Water loss most likely to occur more during daytime than nighttime under high temperatures. During the daytime, intensive leaf transpiration leads to water loss and reduction in water potential (Tsukaguchi et al. 2003). Since water is essential for any metabolic reaction, water deficiency causes disturbance of many physiological processes in plants. Significant water loss due to high temperatures can negatively affect both growth and biomass production (Simões-Araújo et al. 2003).
2.2.2 Osmotic Adjustment
Different plant species may accumulate certain organic compounds, which are generally known as compatible osmolytes (Sakamoto and Murata 2002). Some examples of the compatible osmolytes are sugars, sugar alcohols (polyols), proline, tertiary and quaternary ammonium compounds, and tertiary sulfonium compounds (Sairam and Tyagi 2004). It is thought that the accumulation of such compounds may be associated with enhanced stress tolerance in plants. For example, glycinebetaine (GB), an amphoteric quaternary amine, acts as a compatible solute in some plant species under heat stress. It has been suggested that GB synthesis may protect cellular redox potential under heat stress (Li et al. 2011). Maize plants (Quan et al. 2004) and sugar cane (Wahid and Close 2007) are able to accumulate high levels of GB due to water deficiency or high temperature while rice or mustard naturally don’t produce GB. Nowadays, genetic engineering approaches have provided researchers with a tool to introduce GB-biosynthetic pathway into GB-deficit strains. Heat tolerance in plants can be improved through use of these tools, through enhancing the production of such compatible osmolyte (Li et al. 2011; Quan et al. 2004).
2.2.3 Cellular Membranes
Cellular membranes play an important role in both photosynthesis and transpiration processes. High temperatures increase the membrane fluidity through either denaturation of proteins or through intensifying unsaturated fatty acids (Savchenko et al. 2002). Heat stress alters the tertiary and quaternary structures of the proteins within the membranes, enhancing their membrane permeability. Increased electrolyte leakage through membranes indicates a reduction in cell membrane thermostability (CMT) (Wahid et al. 2007). Different factors can affect solute leakage, including type of organ, degree of hardening, developmental stage, plant age, growing season, and plant species (Karim et al. 1997, 1999). It has been shown that adverse effects of heat stress are more severe on the mature leaves than the developing ones due to an enhanced number of unsaturated fatty acids (Karim et al. 1997, 1999). It has been suggested that alteration in membrane fluidity triggered by low or high temperatures influences temperature perception and gene expression (Saidi et al. 2009, 2010).
2.2.4 Photosynthesis
One of the most heat-sensitive physiological processes in green plants is photosynthesis (Crafts-Brandner and Salvucci 2002). Although there is a positive correlation between temperature changes and photosynthesis in the normal growing range of plants (15–45 °C), high temperatures disrupt the functionality of photosynthetic enzymes (Larkindale et al. 2008). The impact of high temperature on photosynthetic functionality is more enhanced in the C3 plants than in C4 plants. Any injuries on the photosynthetic apparatus that are inflicted by heat stress directly restrict plant growth. High temperatures affect photosynthetic capacity through disruption of enzyme activity in the electron transport chain, carbon metabolism, and oxygen-evolving complex (OEC) of PSII (Salvucci and Crafts-Brandner 2004). The photochemical reactions in thylakoid lamellae and carbon metabolism in the stroma of chloroplast are the most sensitive sites to injury under high temperatures (Wise et al. 2004). An increase in temperature can induce phase change in lipids incorporated in the thylakoid structure, which can eventually lead to lipid separation (Krumova et al. 2008).

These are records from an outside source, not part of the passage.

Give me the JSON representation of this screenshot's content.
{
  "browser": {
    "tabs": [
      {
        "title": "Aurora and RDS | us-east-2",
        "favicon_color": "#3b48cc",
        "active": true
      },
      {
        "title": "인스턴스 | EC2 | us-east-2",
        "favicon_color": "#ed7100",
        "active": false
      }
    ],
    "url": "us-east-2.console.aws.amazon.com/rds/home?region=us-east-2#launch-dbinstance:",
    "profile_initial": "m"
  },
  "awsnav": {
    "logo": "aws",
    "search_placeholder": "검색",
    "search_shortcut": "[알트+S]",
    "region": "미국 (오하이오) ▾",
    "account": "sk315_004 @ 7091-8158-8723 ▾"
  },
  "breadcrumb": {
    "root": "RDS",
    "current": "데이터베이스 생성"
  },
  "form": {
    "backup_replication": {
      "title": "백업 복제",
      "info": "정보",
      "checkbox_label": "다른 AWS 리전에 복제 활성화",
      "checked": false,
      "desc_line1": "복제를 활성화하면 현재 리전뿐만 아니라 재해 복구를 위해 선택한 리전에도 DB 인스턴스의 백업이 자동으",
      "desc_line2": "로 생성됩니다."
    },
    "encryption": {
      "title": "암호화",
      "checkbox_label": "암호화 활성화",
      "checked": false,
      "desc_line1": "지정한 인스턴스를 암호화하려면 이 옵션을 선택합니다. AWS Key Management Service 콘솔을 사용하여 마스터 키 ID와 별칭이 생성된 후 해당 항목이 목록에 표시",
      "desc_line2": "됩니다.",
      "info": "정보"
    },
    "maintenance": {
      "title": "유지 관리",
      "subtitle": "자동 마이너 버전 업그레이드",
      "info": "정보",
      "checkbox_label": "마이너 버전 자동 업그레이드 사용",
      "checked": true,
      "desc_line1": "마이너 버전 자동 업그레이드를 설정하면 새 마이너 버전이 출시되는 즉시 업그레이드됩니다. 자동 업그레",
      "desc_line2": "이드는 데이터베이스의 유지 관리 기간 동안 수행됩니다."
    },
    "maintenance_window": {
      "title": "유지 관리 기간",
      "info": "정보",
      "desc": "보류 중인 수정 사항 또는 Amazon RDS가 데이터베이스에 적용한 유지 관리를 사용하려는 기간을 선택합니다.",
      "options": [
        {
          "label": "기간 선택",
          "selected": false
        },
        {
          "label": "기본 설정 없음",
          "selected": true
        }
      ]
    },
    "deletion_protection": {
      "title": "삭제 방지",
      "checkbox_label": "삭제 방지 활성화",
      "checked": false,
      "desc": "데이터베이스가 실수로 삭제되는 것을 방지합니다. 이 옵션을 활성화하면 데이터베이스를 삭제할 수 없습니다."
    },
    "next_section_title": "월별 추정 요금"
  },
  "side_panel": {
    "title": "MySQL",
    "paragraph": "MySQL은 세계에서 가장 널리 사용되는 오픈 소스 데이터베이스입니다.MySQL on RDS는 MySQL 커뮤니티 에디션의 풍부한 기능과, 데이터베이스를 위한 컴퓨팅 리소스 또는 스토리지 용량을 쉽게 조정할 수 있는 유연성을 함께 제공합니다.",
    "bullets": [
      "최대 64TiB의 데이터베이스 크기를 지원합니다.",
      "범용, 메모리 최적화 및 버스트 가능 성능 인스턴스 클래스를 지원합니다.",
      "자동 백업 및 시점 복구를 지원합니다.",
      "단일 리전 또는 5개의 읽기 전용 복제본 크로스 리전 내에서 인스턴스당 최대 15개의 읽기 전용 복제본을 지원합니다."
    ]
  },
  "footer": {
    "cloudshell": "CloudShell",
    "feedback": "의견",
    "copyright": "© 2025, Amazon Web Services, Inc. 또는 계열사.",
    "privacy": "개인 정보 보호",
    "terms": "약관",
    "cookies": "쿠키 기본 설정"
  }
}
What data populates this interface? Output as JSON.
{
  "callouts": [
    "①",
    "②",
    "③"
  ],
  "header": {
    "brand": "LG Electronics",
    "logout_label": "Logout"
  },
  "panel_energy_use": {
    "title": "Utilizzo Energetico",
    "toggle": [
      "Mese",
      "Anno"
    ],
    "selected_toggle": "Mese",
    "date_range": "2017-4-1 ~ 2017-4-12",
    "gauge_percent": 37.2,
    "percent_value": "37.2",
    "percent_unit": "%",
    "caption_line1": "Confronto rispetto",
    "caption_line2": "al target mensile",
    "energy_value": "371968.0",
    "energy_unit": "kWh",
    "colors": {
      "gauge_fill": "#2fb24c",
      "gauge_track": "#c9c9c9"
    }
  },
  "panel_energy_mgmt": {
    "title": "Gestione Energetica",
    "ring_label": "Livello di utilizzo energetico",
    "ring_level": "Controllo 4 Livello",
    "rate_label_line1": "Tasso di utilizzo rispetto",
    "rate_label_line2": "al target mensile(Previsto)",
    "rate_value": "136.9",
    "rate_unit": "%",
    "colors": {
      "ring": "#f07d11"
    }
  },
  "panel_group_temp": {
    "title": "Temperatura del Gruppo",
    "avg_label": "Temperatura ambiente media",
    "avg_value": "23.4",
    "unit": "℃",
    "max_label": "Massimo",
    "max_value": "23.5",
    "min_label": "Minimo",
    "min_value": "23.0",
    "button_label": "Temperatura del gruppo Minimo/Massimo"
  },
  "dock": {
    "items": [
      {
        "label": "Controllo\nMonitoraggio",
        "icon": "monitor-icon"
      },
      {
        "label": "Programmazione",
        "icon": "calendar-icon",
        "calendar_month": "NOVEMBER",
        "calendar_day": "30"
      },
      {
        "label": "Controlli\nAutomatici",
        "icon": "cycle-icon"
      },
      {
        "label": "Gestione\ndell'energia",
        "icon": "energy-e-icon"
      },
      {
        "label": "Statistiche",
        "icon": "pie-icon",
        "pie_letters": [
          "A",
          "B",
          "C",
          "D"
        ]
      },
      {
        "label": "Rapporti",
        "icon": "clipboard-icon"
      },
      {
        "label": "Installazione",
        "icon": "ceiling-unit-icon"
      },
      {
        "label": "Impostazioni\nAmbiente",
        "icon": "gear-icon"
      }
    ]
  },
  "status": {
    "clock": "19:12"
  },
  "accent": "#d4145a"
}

Photosystem II (PSII), which is located in the thylakoid lamellae, is particularly sensitive to high temperatures; this causes its activity to be significantly decreased or even partially stopped. This is mainly due to the properties of the PSII location on the thylakoid membranes (Camejo et al. 2005). The damage to PSII is usually irreversible and it can cause a disassociation of the OEC (Sharkey and Zhang 2010). OEC is a water-oxidizing enzyme, and its dysfunctionality under heat stress causes an imbalance between an electron donor from OEC toward an electron acceptor of PSII. On the other hand, PSI stromal enzymes are thermostable in which PSI can drive cyclic electron pathway and associate with the thylakoid proton gradient (De Ronde et al. 2004).
The effect of heat stress on photosynthesis is also exhibited through a decline in soluble proteins, RuBisCO binding proteins (RBP), large subunits (LS), and small subunits (SS) of RuBisCO in darkness, and enhancement of them in light (Demirevska-Kepova et al. 2005). As temperature increases, photosynthesis declines due to increases in photorespiration that are faster than the subsequent increases in photosynthesis. The low affinity of RuBisCO, and its dual nature as an oxygenase and a carboxylase, is the main reason that limits the enhancement of net photosynthesis at higher temperatures. RuBisCO deactivation is the primary constraint for photosynthesis since it occurs at temperatures well below those that damage PSII (Salvucci and Crafts-Brandner 2004; Sharkey and Zhang 2010).
Another consequence of heat stress is degradation of chlorophyll a and b, which tends to be more significant in the mature leaves compared to the developing one (Karim et al. 1999). Such effects on chlorophyll may be associated with the production of active oxygen species (Camejo et al. 2005). Altered structural organization of thylakoids, grana swelling, and loss of grana stacking are among major alterations that occur in chloroplasts under heat stress (Djanaguiraman et al. 2010; Marchand et al. 2005). High temperatures also decrease the amount of photosynthetic pigments as a result of the lipid peroxidation of both chloroplast and thylakoid membranes (Djanaguiraman et al. 2010; Marchand et al. 2005).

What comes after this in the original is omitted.